Davalı … (…) vekili cevap dilekçesinde özetle; Müvekkilinin, 13.03.2016 tarihinde … plakalı aracı ile … Mahallesi … Caddesi üzerinden … istikametine doğru seyir halinde iken kırmızı ışık yanması üzerine durduğunu ve yeşil ışıkla birlikte nizami bir hızla yoluna devam ettiğini, bu sırada davacı …’ın yolun karşısındaki minibüse yetişmek için kendisine kırmızı ışık, müvekkiline ise yeşil ışık yanmakta iken bir anda yola atladığını ve müvekkilinin aracına sağ yan taraftan çarparak yaralandığını, dava dilekçesinde belirtildiği gibi, araç sürücüsünün aşırı süratli olup kazaya sebebiyet verdiği iddialarının asılsız olduğuunu, 13.03.2016 tarihli Görüntü İnceleme Tutanağına göre müvekkilinin gittiği istikamette bulunan trafik ışıklarının yeşil yandığının belirtildiğini, bu durumda müvekkiline atfedilecek kusur olmadığını, sadece olay yerine gelen trafik polisleri tarafından düzenlenen trafik kazası tespit tutanağına dayanılarak müvekkilin kusurlu olduğuna karar vermenin ve bu kusura dayanarak tazminat talep etmenin doğru olmadığını, zira Adli Tıp Kurumu ya da uzman bilirkişi heyetinden alınacak rapor ile olayın meydana gelmesinde davacının kusurunun ortaya çıkacağını, davacının araca yandan çarptığını, müvekkilinin davacı yayaya çarpmadığını, müvekkilinin her ne kadar davacıyı yola atladığında fark edip frene basmış olsa da bunun davacının arabaya çarpmasını engellemediğini, bu durumun herhangi bir önden çarpmalı trafik kazasıyla karşılaştırılamayacağını, bir an için davacının haklı olduğu düşünülse dahi zararın tazmini için istenen rakamın son derece fahiş olduğunu, müvekkilinin kusurlu olmadığı halde kendisinden bu denli fahiş değerlerin talep edilmesinin davacının kötü niyetli olduğunun göstergesi olduğunu beyan ederek davanın reddine karar verilmesini talep etmiştir.
DELİLLER :
… 34. Asliye Ceza Mahkemesinin … E sayılı dosyası, kaza tespit tutanağı, sigorta poliçesi, hasar dosyası, hastane tedavi evrakı, … A.Ş cevabi yazısı, kusur ve maluliyete ilişkin Adli Tıp Kurumu raporları, aktüeryal rapor.

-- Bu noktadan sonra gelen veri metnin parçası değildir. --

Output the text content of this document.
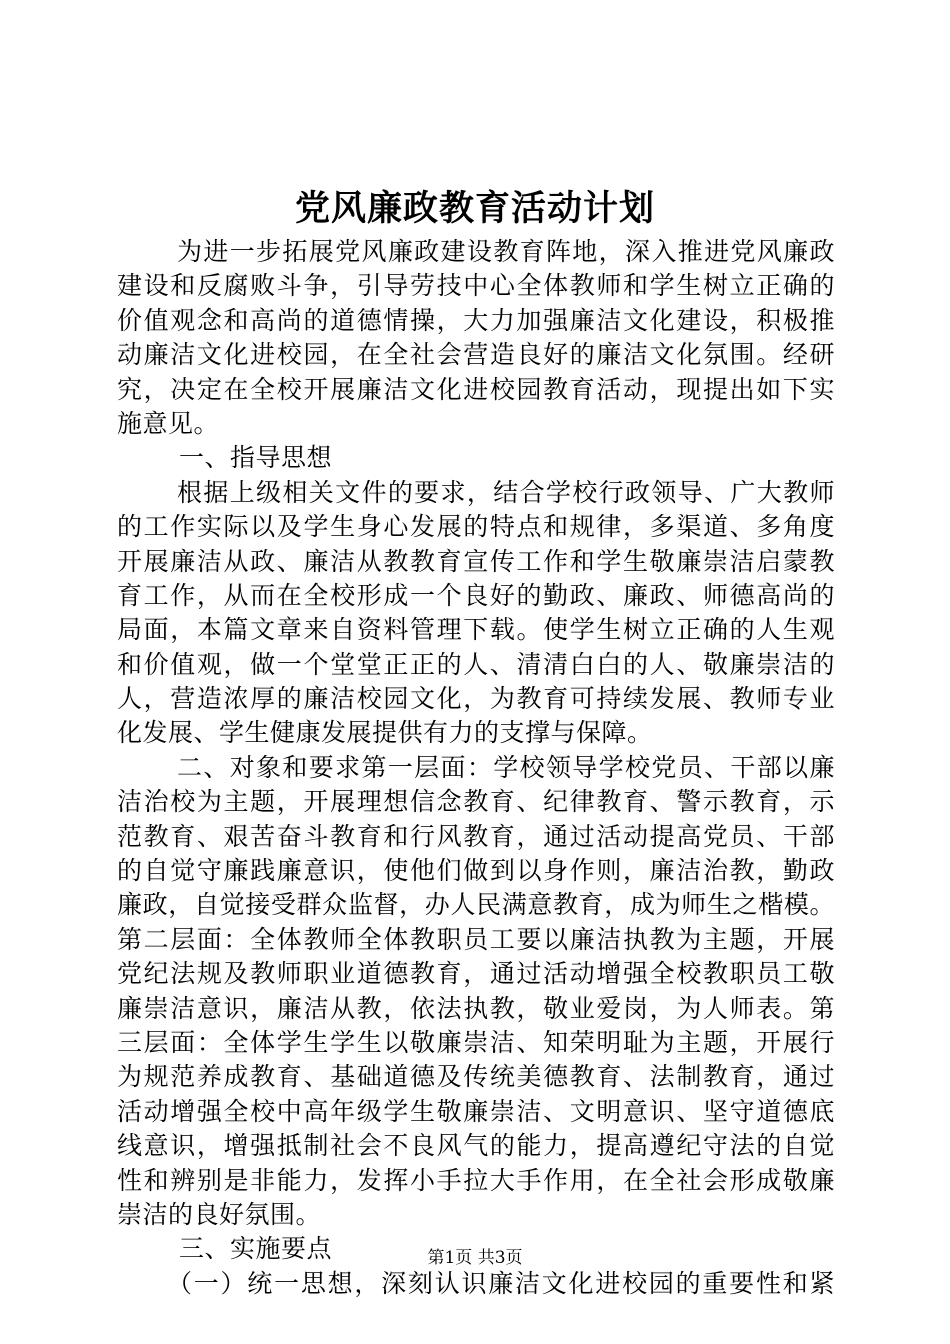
党风廉政教育活动计划
为进一步拓展党风廉政建设教育阵地，深入推进党风廉政
建设和反腐败斗争，引导劳技中心全体教师和学生树立正确的
价值观念和高尚的道德情操，大力加强廉洁文化建设，积极推
动廉洁文化进校园，在全社会营造良好的廉洁文化氛围。经研
究，决定在全校开展廉洁文化进校园教育活动，现提出如下实
施意见。
一、指导思想
根据上级相关文件的要求，结合学校行政领导、广大教师
的工作实际以及学生身心发展的特点和规律，多渠道、多角度
开展廉洁从政、廉洁从教教育宣传工作和学生敬廉崇洁启蒙教
育工作，从而在全校形成一个良好的勤政、廉政、师德高尚的
局面，本篇文章来自资料管理下载。使学生树立正确的人生观
和价值观，做一个堂堂正正的人、清清白白的人、敬廉崇洁的
人，营造浓厚的廉洁校园文化，为教育可持续发展、教师专业
化发展、学生健康发展提供有力的支撑与保障。
二、对象和要求第一层面：学校领导学校党员、干部以廉
洁治校为主题，开展理想信念教育、纪律教育、警示教育，示
范教育、艰苦奋斗教育和行风教育，通过活动提高党员、干部
的自觉守廉践廉意识，使他们做到以身作则，廉洁治教，勤政
廉政，自觉接受群众监督，办人民满意教育，成为师生之楷模。
第二层面：全体教师全体教职员工要以廉洁执教为主题，开展
党纪法规及教师职业道德教育，通过活动增强全校教职员工敬
廉崇洁意识，廉洁从教，依法执教，敬业爱岗，为人师表。第
三层面：全体学生学生以敬廉崇洁、知荣明耻为主题，开展行
为规范养成教育、基础道德及传统美德教育、法制教育，通过
活动增强全校中高年级学生敬廉崇洁、文明意识、坚守道德底
线意识，增强抵制社会不良风气的能力，提高遵纪守法的自觉
性和辨别是非能力，发挥小手拉大手作用，在全社会形成敬廉
崇洁的良好氛围。
三、实施要点
（一）统一思想，深刻认识廉洁文化进校园的重要性和紧
第1页 共3页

DELİLLERİN DEĞERLENDİRİLMESİ KABUL VE GEREKÇE:
Davacı tarafından açılan dava, haksız fiilden ( trafik kazası ) kaynaklanan maddi ve manevi tazminat davasıdır.
Taraflar arasındaki uyuşmazlık, davacının 13/03/2016 tarihinde uğradığı trafik kazası nedeniyle maddi ve manevi tazminata hak kazanıp kazanmadığı, hak kazanmış ise miktarlarının ne kadar olması gerektiği, davalı … A.Ş tarafından yöneltilen husumet itirazının yerinde olup olmadığı, davalı … tarafından yöneltilen yazılı başvuru şartına yönelik itirazın yerinde olup olmadığı hususlarındadır.
Davalı … A.Ş’nin … plakalı aracın maliki ve işleteni olduğu, yazılı kira sözleşmesinin resmi mercilerce düzenlenmediği gibi resmi kurumlara ibraz edildiğinin de belli olmadığı, bu niteliği ile sözleşmenin sadece taraflarını bağlayacağı, üçüncü kişileri etkilemeyeceği, sözleşme genel bir kiralama sözleşmesi olup davaya konu kazaya sebep olan… plakalı aracın uzun süreli olarak kiralandığına dair delil sunulmadığından husumet itirazının reddine, kaza tarihi 13/03/2016 tarihi olduğundan sigortacıya yazılı başvuru zorunluluğu 14/04/2016 tarihli 6704 Sayılı Kanundan sonraya ilişkin olup bu hususa yönelik itirazın reddine karar verilmiştir.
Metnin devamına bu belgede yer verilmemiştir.